After ANAAY denounced the whip sheet on Facebook last month, multiple student groups condemned the sheet and the YPU made a public statement disavowing the sheet and the “dehumanizing language that it contained.” The statement also said that the actions of the Party of the Right do not represent the wider YPU.

But, in its Saturday letter, ANAAY argued that the original YPU statement was “dishearteningly weak … distancing the Union from these reprehensible actions and absolving the Union leadership of responsibility.”

“We, the Association of Native Americans at Yale (ANAAY), are dismayed and outraged by the failure of the leadership of the Yale Political Union (YPU) to condemn the actions of their affiliate, the Party of the Right (POR),” ANAAY writes in the letter.

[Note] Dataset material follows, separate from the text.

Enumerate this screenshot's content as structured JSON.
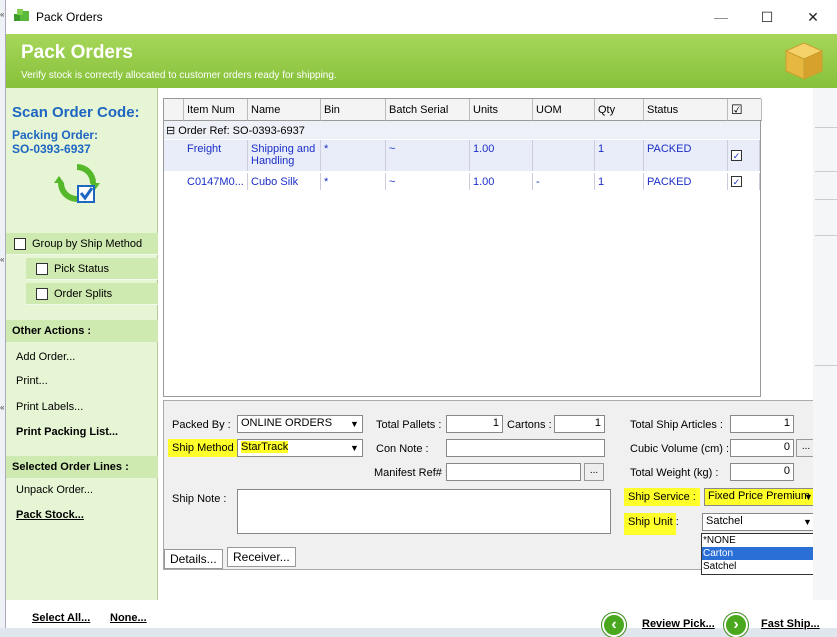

The letter also raises concerns that if the POR whipsheet had not been leaked to members of Yale’s Native American community, there would have been no response from the YPU or the Party of the Right, which released an apology from its chairman following the incident. Specifically, the letter charges that the resolution was announced before the YPU on Monday, Sept. 25 but drew no condemnation at that time, suggesting, according to the letter, that the POR and the YPU have no ability to detect or respond to racism.

Wang said that she rejects the idea that the YPU cannot detect racism or welcome students of color, noting the she herself is a queer woman of color and that there are many people of color in the YPU. She added that she ran for her position on the platform of improving race, gender and class awareness in the YPU, noting, however, that such improvements can be achieved overnight.

“The Union is a community and as such we all respect one another and take each other very seriously,” Wang told the News. “The resolution was viewed as incendiary but its meaning was interpreted differently person by person. No one outside of the leadership of the Party of the Right saw the whip sheet before it was posted on Overheard at Yale.”

Moreover, she added, the constitution of the Yale Political Union gives each party “full autonomy in the conduct of their internal affairs,” meaning that no officer has the authority to prevent  the Party of the Right from debating the resolution.